The mobile app is technician-only, and Pistonlog enforces the PII rule at the API layer for any caller in the Technician role — the strip is role-based, not platform-specific. The same data the mobile app sees is what a technician would see on the web jobcard view. The data isn't there to display, on either platform.
What's stripped
Before the API responds to any technician's request, these fields are removed from the response payload (see src/lib/auth/pii.ts in foundry):
- Customer first name, last name and full-name composite
- Customer email and phone
- Customer address
- Customer notes (internal)
- Business account name and address (for business jobcards)
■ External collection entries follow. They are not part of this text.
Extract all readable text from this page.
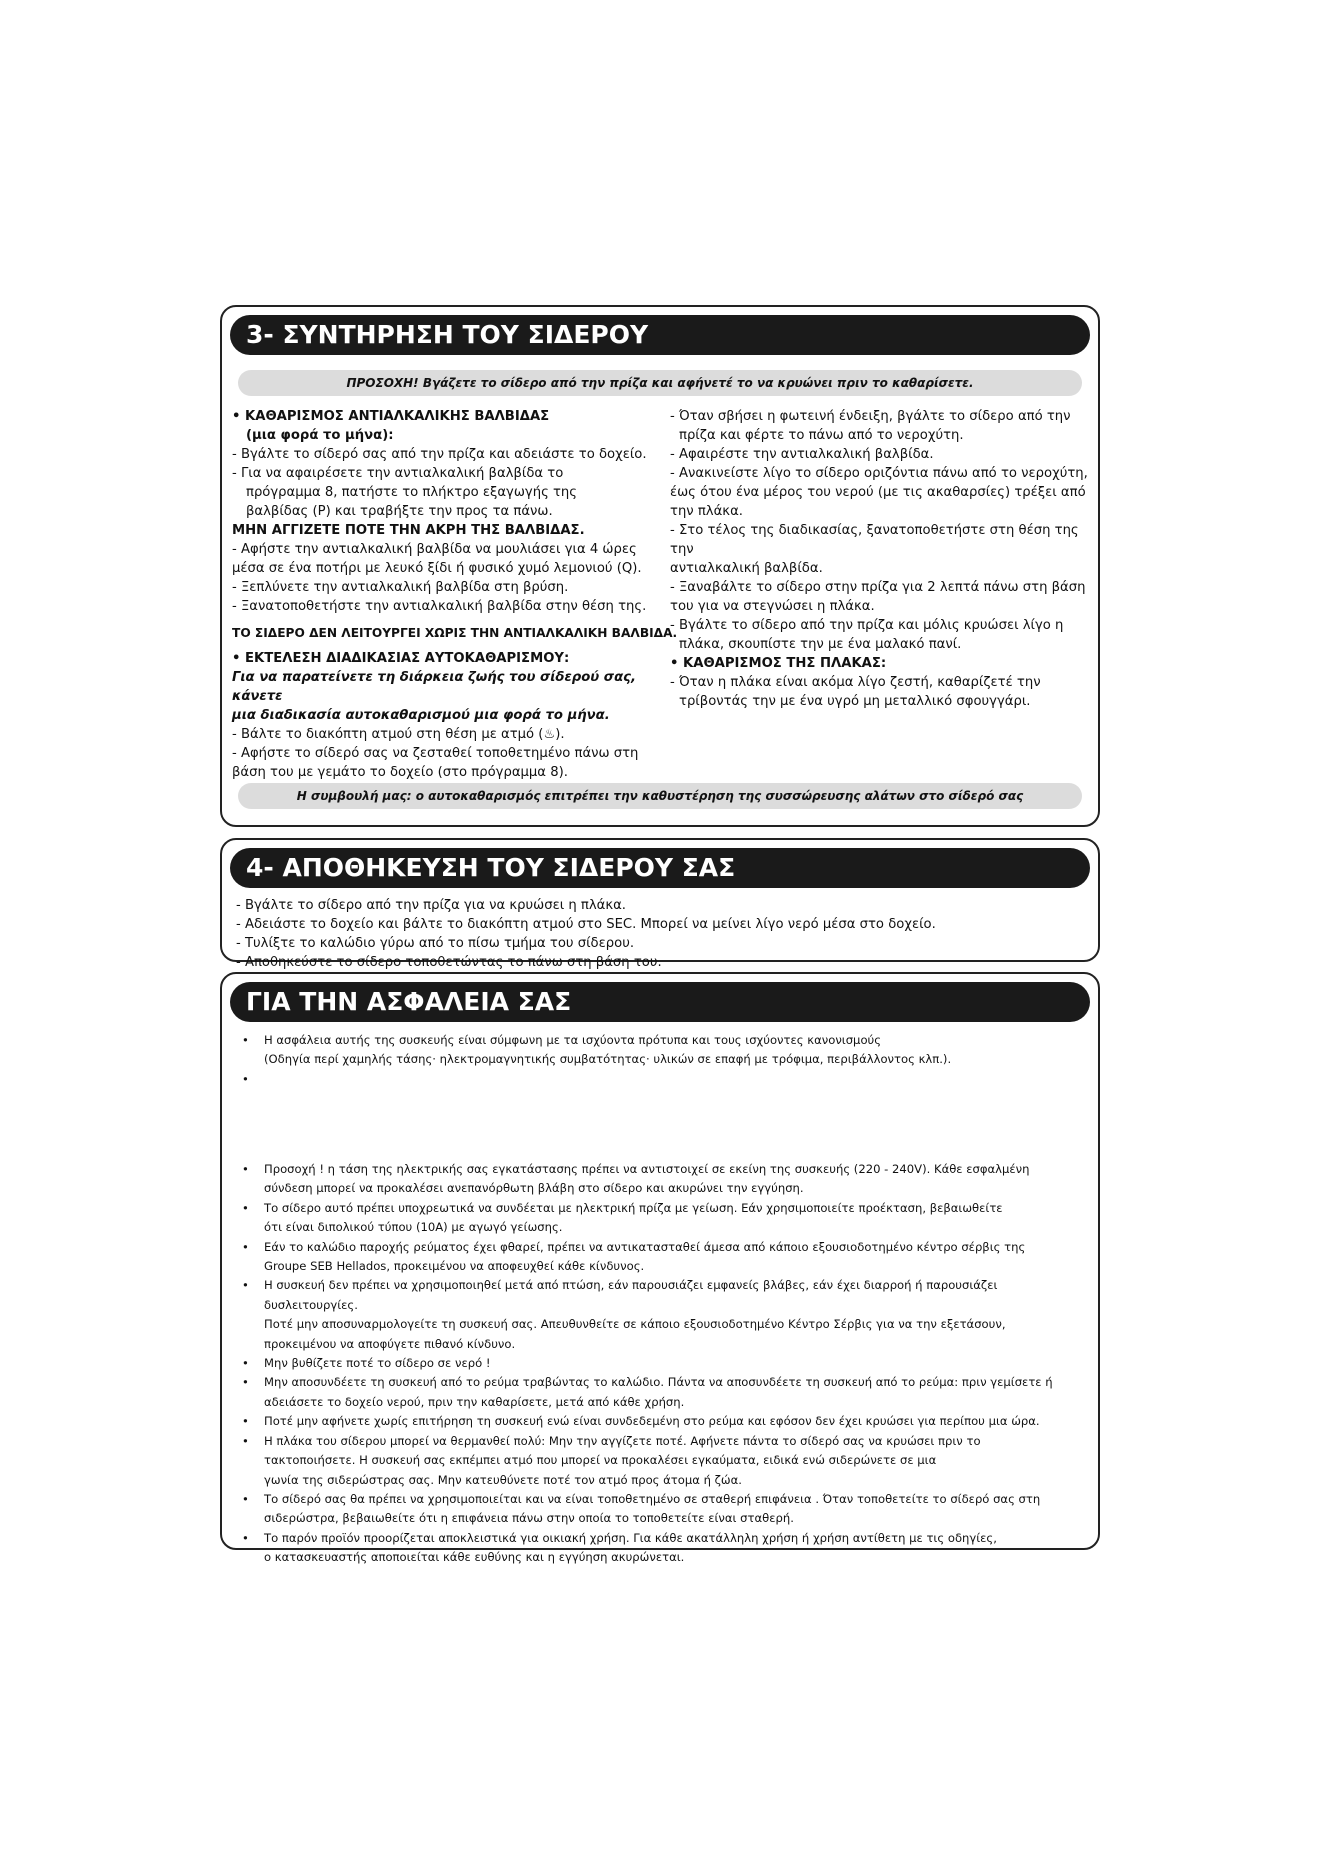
3- ΣΥΝΤΗΡΗΣΗ ΤΟΥ ΣΙΔΕΡΟΥ
ΠΡΟΣΟΧΗ! Βγάζετε το σίδερο από την πρίζα και αφήνετέ το να κρυώνει πριν το καθαρίσετε.

• ΚΑΘΑΡΙΣΜΟΣ ΑΝΤΙΑΛΚΑΛΙΚΗΣ ΒΑΛΒΙΔΑΣ

(μια φορά το μήνα):

- Βγάλτε το σίδερό σας από την πρίζα και αδειάστε το δοχείο.

- Για να αφαιρέσετε την αντιαλκαλική βαλβίδα το

πρόγραμμα 8, πατήστε το πλήκτρο εξαγωγής της

βαλβίδας (P) και τραβήξτε την προς τα πάνω.

ΜΗΝ ΑΓΓΙΖΕΤΕ ΠΟΤΕ ΤΗΝ ΑΚΡΗ ΤΗΣ ΒΑΛΒΙΔΑΣ.

- Αφήστε την αντιαλκαλική βαλβίδα να μουλιάσει για 4 ώρες

μέσα σε ένα ποτήρι με λευκό ξίδι ή φυσικό χυμό λεμονιού (Q).

- Ξεπλύνετε την αντιαλκαλική βαλβίδα στη βρύση.

- Ξανατοποθετήστε την αντιαλκαλική βαλβίδα στην θέση της.

ΤΟ ΣΙΔΕΡΟ ΔΕΝ ΛΕΙΤΟΥΡΓΕΙ ΧΩΡΙΣ ΤΗΝ ΑΝΤΙΑΛΚΑΛΙΚΗ ΒΑΛΒΙΔΑ.

• ΕΚΤΕΛΕΣΗ ΔΙΑΔΙΚΑΣΙΑΣ ΑΥΤΟΚΑΘΑΡΙΣΜΟΥ:

Για να παρατείνετε τη διάρκεια ζωής του σίδερού σας, κάνετε

μια διαδικασία αυτοκαθαρισμού μια φορά το μήνα.

- Βάλτε το διακόπτη ατμού στη θέση με ατμό (♨).

- Αφήστε το σίδερό σας να ζεσταθεί τοποθετημένο πάνω στη

βάση του με γεμάτο το δοχείο (στο πρόγραμμα 8).

- Όταν σβήσει η φωτεινή ένδειξη, βγάλτε το σίδερο από την

πρίζα και φέρτε το πάνω από το νεροχύτη.

- Αφαιρέστε την αντιαλκαλική βαλβίδα.

- Ανακινείστε λίγο το σίδερο οριζόντια πάνω από το νεροχύτη,

έως ότου ένα μέρος του νερού (με τις ακαθαρσίες) τρέξει από

την πλάκα.

- Στο τέλος της διαδικασίας, ξανατοποθετήστε στη θέση της την

αντιαλκαλική βαλβίδα.

- Ξαναβάλτε το σίδερο στην πρίζα για 2 λεπτά πάνω στη βάση

του για να στεγνώσει η πλάκα.

- Βγάλτε το σίδερο από την πρίζα και μόλις κρυώσει λίγο η

πλάκα, σκουπίστε την με ένα μαλακό πανί.

• ΚΑΘΑΡΙΣΜΟΣ ΤΗΣ ΠΛΑΚΑΣ:

- Όταν η πλάκα είναι ακόμα λίγο ζεστή, καθαρίζετέ την

τρίβοντάς την με ένα υγρό μη μεταλλικό σφουγγάρι.

Η συμβουλή μας: ο αυτοκαθαρισμός επιτρέπει την καθυστέρηση της συσσώρευσης αλάτων στο σίδερό σας
4- ΑΠΟΘΗΚΕΥΣΗ ΤΟΥ ΣΙΔΕΡΟΥ ΣΑΣ

- Βγάλτε το σίδερο από την πρίζα για να κρυώσει η πλάκα.

- Αδειάστε το δοχείο και βάλτε το διακόπτη ατμού στο SEC. Μπορεί να μείνει λίγο νερό μέσα στο δοχείο.

- Τυλίξτε το καλώδιο γύρω από το πίσω τμήμα του σίδερου.

- Αποθηκεύστε το σίδερο τοποθετώντας το πάνω στη βάση του.

ΓΙΑ ΤΗΝ ΑΣΦΑΛΕΙΑ ΣΑΣ

• Η ασφάλεια αυτής της συσκευής είναι σύμφωνη με τα ισχύοντα πρότυπα και τους ισχύοντες κανονισμούς

(Οδηγία περί χαμηλής τάσης· ηλεκτρομαγνητικής συμβατότητας· υλικών σε επαφή με τρόφιμα, περιβάλλοντος κλπ.).

•

• Προσοχή ! η τάση της ηλεκτρικής σας εγκατάστασης πρέπει να αντιστοιχεί σε εκείνη της συσκευής (220 - 240V). Κάθε εσφαλμένη

σύνδεση μπορεί να προκαλέσει ανεπανόρθωτη βλάβη στο σίδερο και ακυρώνει την εγγύηση.

• Το σίδερο αυτό πρέπει υποχρεωτικά να συνδέεται με ηλεκτρική πρίζα με γείωση. Εάν χρησιμοποιείτε προέκταση, βεβαιωθείτε

ότι είναι διπολικού τύπου (10A) με αγωγό γείωσης.

• Εάν το καλώδιο παροχής ρεύματος έχει φθαρεί, πρέπει να αντικατασταθεί άμεσα από κάποιο εξουσιοδοτημένο κέντρο σέρβις της

Groupe SEB Hellados, προκειμένου να αποφευχθεί κάθε κίνδυνος.

• Η συσκευή δεν πρέπει να χρησιμοποιηθεί μετά από πτώση, εάν παρουσιάζει εμφανείς βλάβες, εάν έχει διαρροή ή παρουσιάζει δυσλειτουργίες.

Ποτέ μην αποσυναρμολογείτε τη συσκευή σας. Απευθυνθείτε σε κάποιο εξουσιοδοτημένο Κέντρο Σέρβις για να την εξετάσουν,

προκειμένου να αποφύγετε πιθανό κίνδυνο.

• Μην βυθίζετε ποτέ το σίδερο σε νερό !

• Μην αποσυνδέετε τη συσκευή από το ρεύμα τραβώντας το καλώδιο. Πάντα να αποσυνδέετε τη συσκευή από το ρεύμα: πριν γεμίσετε ή

αδειάσετε το δοχείο νερού, πριν την καθαρίσετε, μετά από κάθε χρήση.

• Ποτέ μην αφήνετε χωρίς επιτήρηση τη συσκευή ενώ είναι συνδεδεμένη στο ρεύμα και εφόσον δεν έχει κρυώσει για περίπου μια ώρα.

• Η πλάκα του σίδερου μπορεί να θερμανθεί πολύ: Μην την αγγίζετε ποτέ. Αφήνετε πάντα το σίδερό σας να κρυώσει πριν το

τακτοποιήσετε. Η συσκευή σας εκπέμπει ατμό που μπορεί να προκαλέσει εγκαύματα, ειδικά ενώ σιδερώνετε σε μια

γωνία της σιδερώστρας σας. Μην κατευθύνετε ποτέ τον ατμό προς άτομα ή ζώα.

• Το σίδερό σας θα πρέπει να χρησιμοποιείται και να είναι τοποθετημένο σε σταθερή επιφάνεια . Όταν τοποθετείτε το σίδερό σας στη

σιδερώστρα, βεβαιωθείτε ότι η επιφάνεια πάνω στην οποία το τοποθετείτε είναι σταθερή.

• Το παρόν προϊόν προορίζεται αποκλειστικά για οικιακή χρήση. Για κάθε ακατάλληλη χρήση ή χρήση αντίθετη με τις οδηγίες,

ο κατασκευαστής αποποιείται κάθε ευθύνης και η εγγύηση ακυρώνεται.
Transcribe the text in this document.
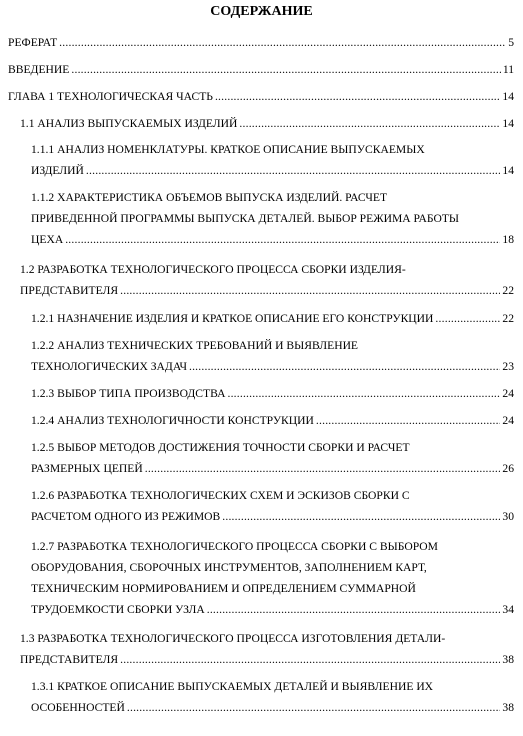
СОДЕРЖАНИЕ
РЕФЕРАТ .....	5
ВВЕДЕНИЕ .....	11
ГЛАВА 1 ТЕХНОЛОГИЧЕСКАЯ ЧАСТЬ .....	14
1.1 АНАЛИЗ ВЫПУСКАЕМЫХ ИЗДЕЛИЙ .....	14
1.1.1 АНАЛИЗ НОМЕНКЛАТУРЫ. КРАТКОЕ ОПИСАНИЕ ВЫПУСКАЕМЫХ
ИЗДЕЛИЙ .....	14
1.1.2 ХАРАКТЕРИСТИКА ОБЪЕМОВ ВЫПУСКА ИЗДЕЛИЙ. РАСЧЕТ
ПРИВЕДЕННОЙ ПРОГРАММЫ ВЫПУСКА ДЕТАЛЕЙ. ВЫБОР РЕЖИМА РАБОТЫ
ЦЕХА .....	18
1.2 РАЗРАБОТКА ТЕХНОЛОГИЧЕСКОГО ПРОЦЕССА СБОРКИ ИЗДЕЛИЯ-
ПРЕДСТАВИТЕЛЯ .....	22
1.2.1 НАЗНАЧЕНИЕ ИЗДЕЛИЯ И КРАТКОЕ ОПИСАНИЕ ЕГО КОНСТРУКЦИИ .....	22
1.2.2 АНАЛИЗ ТЕХНИЧЕСКИХ ТРЕБОВАНИЙ И ВЫЯВЛЕНИЕ
ТЕХНОЛОГИЧЕСКИХ ЗАДАЧ .....	23
1.2.3 ВЫБОР ТИПА ПРОИЗВОДСТВА .....	24
1.2.4 АНАЛИЗ ТЕХНОЛОГИЧНОСТИ КОНСТРУКЦИИ .....	24
1.2.5 ВЫБОР МЕТОДОВ ДОСТИЖЕНИЯ ТОЧНОСТИ СБОРКИ И РАСЧЕТ
РАЗМЕРНЫХ ЦЕПЕЙ .....	26
1.2.6 РАЗРАБОТКА ТЕХНОЛОГИЧЕСКИХ СХЕМ И ЭСКИЗОВ СБОРКИ С
РАСЧЕТОМ ОДНОГО ИЗ РЕЖИМОВ .....	30
1.2.7 РАЗРАБОТКА ТЕХНОЛОГИЧЕСКОГО ПРОЦЕССА СБОРКИ С ВЫБОРОМ
ОБОРУДОВАНИЯ, СБОРОЧНЫХ ИНСТРУМЕНТОВ, ЗАПОЛНЕНИЕМ КАРТ,
ТЕХНИЧЕСКИМ НОРМИРОВАНИЕМ И ОПРЕДЕЛЕНИЕМ СУММАРНОЙ
ТРУДОЕМКОСТИ СБОРКИ УЗЛА .....	34
1.3 РАЗРАБОТКА ТЕХНОЛОГИЧЕСКОГО ПРОЦЕССА ИЗГОТОВЛЕНИЯ ДЕТАЛИ-
ПРЕДСТАВИТЕЛЯ .....	38
1.3.1 КРАТКОЕ ОПИСАНИЕ ВЫПУСКАЕМЫХ ДЕТАЛЕЙ И ВЫЯВЛЕНИЕ ИХ
ОСОБЕННОСТЕЙ .....	38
- Business account internal notes
These fields are stripped server-side. Even if a future version of the mobile app tried to display them, the data isn't in the payload. Owner roles bypass the strip.
What's visible
- Vehicle: registration, make/model, mileage, spec fields
- Jobs: descriptions, labour, parts, statuses, your assignments
- Inspections: full template, full fill, photos, signatures
- Messages: jobcard threads. These are internal team chats — they don't have a customer name to substitute. Mentions and posts from other team members show as normal
Dates that relate to the work itself (jobcard creation date, inspection completion date, work-completed date) are visible — only customer-side dates aren't relevant in the technician model since technicians work from assignments, not the calendar.
Why so strict
A workshop is a busy environment. Photos get taken of cars with screens visible behind them. Phones get left on benches. Customer PII on a mobile screen used in that environment is a leak risk. Stripping the data at the API means there's no copy to leak.
What this means for techs talking to customers
Technicians don't typically call customers in the Pistonlog model — that's reception's job. If a technician needs to ask the customer a question, they post on the jobcard message thread (which is internal — reception then relays to the customer through the appropriate channel).